Each transition between kinds of understanding involves a specific friction that cannot be substituted. The friction of somatic-to-mythic translation cannot substitute for the friction of romantic-to-philosophic systematization. A child who has been given extensive physical practice but no exposure to the world's strangeness will have rich somatic tools and impoverished romantic ones. The frictions are not fungible; they cannot be consolidated into a single 'productive struggle' that serves all developmental purposes equally.
This non-fungibility has direct implications for AI deployment in education. The common recommendation — 'preserve productive struggle' — is correct but insufficiently specific. Which productive struggle? At which developmental level? For which cognitive tools? The struggle of writing code by hand develops somatic and philosophic understanding of computational logic; the struggle of formulating a research question develops philosophic and ironic understanding of one's own knowledge gaps. AI might appropriately eliminate the first while it must preserve the second.
The parallel to Segal's concept of ascending friction in the professional context is precise. In the professional context, AI removes implementation friction and exposes the harder friction of judgment — what to build and why. In the developmental context, AI's removal of information friction should expose the harder friction of understanding — what knowledge means, how frameworks relate, what the limits of one's own comprehension are. This happens only if the educational environment is designed to preserve the harder friction rather than smooth it away alongside the easier kind.
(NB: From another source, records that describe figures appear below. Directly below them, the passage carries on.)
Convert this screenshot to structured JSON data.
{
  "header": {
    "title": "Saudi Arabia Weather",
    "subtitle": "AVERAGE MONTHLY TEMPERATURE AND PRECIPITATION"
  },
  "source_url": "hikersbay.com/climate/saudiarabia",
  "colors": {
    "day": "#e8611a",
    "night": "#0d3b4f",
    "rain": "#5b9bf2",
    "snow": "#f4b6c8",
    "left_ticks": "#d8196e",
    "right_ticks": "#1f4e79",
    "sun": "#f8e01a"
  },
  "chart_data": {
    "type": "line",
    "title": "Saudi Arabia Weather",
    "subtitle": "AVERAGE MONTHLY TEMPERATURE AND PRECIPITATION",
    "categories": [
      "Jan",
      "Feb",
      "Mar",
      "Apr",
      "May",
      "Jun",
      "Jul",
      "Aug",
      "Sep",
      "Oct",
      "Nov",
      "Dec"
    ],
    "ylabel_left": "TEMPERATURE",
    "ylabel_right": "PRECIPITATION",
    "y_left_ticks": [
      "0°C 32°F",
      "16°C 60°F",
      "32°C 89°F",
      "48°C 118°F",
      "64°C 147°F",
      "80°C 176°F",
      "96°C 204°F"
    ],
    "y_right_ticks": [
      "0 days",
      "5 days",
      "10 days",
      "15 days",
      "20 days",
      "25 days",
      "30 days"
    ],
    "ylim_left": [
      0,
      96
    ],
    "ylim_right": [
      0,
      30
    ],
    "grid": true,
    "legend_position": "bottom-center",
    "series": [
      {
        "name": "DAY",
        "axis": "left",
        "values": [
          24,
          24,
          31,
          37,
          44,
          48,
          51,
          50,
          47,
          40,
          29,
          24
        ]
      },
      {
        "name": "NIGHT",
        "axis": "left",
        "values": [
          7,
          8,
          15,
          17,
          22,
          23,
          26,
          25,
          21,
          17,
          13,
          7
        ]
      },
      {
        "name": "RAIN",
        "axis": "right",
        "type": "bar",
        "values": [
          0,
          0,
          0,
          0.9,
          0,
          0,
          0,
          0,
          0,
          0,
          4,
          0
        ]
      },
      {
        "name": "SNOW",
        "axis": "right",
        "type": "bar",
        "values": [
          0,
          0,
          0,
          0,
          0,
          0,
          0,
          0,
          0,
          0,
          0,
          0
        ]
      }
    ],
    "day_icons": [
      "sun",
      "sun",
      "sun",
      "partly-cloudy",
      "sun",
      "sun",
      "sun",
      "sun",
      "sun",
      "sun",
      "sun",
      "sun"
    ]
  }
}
The principle emerges across Egan's work but is most explicitly articulated in his discussions of how cognitive tools develop at each stage of the sequence.
It connects to a broader tradition including Dewey's account of problematic situations, Vygotsky's zone of proximal development, and contemporary research on desirable difficulties in learning (Bjork and Bjork).
Difficulty is mechanism, not cost. The struggle is how the cognitive tools are built.
Frictions are not fungible. The specific kinds of struggle at each stage cannot substitute for one another.
AI's two effects. Technology can eliminate mechanical friction (gain) or developmental friction (loss).
Distinction requires theory. Separating productive from unproductive friction requires a developmental framework.
Ascending in development too. AI's elimination of easier frictions should expose harder developmental frictions, but only with pedagogical intention.